Given that my business is Systems Change Consulting, it caught my attention when Sen. Ron Johnson (R-Wis) asserted that both he and Donald Trump were “change agents“ during his recent debate with former Sen. Russ Feingold who is seeking his former seat back from Johnson. His claim reminded me of the time when someone from the Tea Party contacted me with an offer to improve my website. Needless to say, I did not accept his offer, but his offer gave me pause. What I realized then, and Johnson’s debate claim confirmed, is that those who desire systems change come from both sides of the political spectrum.
The mere fact that someone works to change the system does not mean that they want to make the system in question work better for the vast majority of people. Nor, does the fact that someone is a change agent equate to accomplishing change that will improve the lives of those who are most challenged by the status quo.
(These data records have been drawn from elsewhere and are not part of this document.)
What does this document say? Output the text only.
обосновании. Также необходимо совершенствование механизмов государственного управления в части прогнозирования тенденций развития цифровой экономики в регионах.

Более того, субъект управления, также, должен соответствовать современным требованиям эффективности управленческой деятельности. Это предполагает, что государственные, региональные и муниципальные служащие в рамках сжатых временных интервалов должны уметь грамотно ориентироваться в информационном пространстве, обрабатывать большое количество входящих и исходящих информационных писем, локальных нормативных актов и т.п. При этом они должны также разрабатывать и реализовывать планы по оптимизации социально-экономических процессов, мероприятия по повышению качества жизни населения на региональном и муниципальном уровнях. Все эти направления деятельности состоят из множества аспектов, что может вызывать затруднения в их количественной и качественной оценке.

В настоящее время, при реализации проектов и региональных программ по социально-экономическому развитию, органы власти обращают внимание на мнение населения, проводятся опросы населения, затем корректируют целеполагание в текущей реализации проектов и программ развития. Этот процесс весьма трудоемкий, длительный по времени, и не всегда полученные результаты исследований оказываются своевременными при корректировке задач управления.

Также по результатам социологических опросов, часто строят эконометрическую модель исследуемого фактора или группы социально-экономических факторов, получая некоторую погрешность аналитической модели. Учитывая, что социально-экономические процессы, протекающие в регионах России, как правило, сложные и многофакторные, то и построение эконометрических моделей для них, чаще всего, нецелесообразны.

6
My firm, Systems Change Consulting, works on solving problems for those in greatest need so I focus
on making progressive systems change in the areas of civil rights, disability rights, general and special education, and combating abuse and neglect of vulnerable populations.
In Sen. Johnson’s case, apparently he believes that being a change agent includes:
- causing dysfunction in the U.S. Supreme Court by failing to hold hearings and vote on President Obama’s nomination for the now 7 month old vacancy on the court;
- prohibiting all federal funding for abortion services;
- insisting on a balanced budget amendment to the Constitution regardless of the economic consequences to our nation;
- supporting prayer in our public schools;
- refusing to believe the clear scientific evidence that humans contribute to global warming and voted to oppose the EPA from regulating greenhouse gasses;
- voting against protecting ocean and Great Lakes ecosystems;
- voting against banning high capacity (10 or more bullets) gun magazines;
- claiming that the Affordable Care Act is the single greatest assault on American freedom;
- opposing granting amnesty for any undocumented immigrants; and
- claiming that Social Security is a giant ponzi scheme.
Indeed, if Sen. Johnson prevailed in every instance, he could properly be called a change agent. However, it would not be the type of change which would help most people or the people who need the most help.
My view of systems change is quite different. While many public and private systems could use a healthy dose of change, that change should be focused on providing the greatest good for those in greatest need. This includes:
- improving public education for children with disabilities and other populations groups experiencing significant disparities in achievement;
- providing food, shelter and affordable housing for those without these basic life needs;
- protecting the civil rights of people with disabilities, people of color, women and other disenfranchised populations so that they can enjoy equal access to housing, employment, and all that life has to offer;
- removing those who abuse vulnerable people in schools, healthcare settings and in the criminal justice system and compensating those who suffer from such abuse; and
- making sure that high quality healthcare is available to everyone.
Of course, the list goes on as there are an infinite number of ways in which systems, large and small, public and private, can be changed to improve the lives of those with the greatest need. People like Sen. Johnson and Donald Trump, who work to change the system to the advantage of a small minority of wealthy people who are already enjoying the advantages of their wealth, are not the types of change agents who will benefit our nation.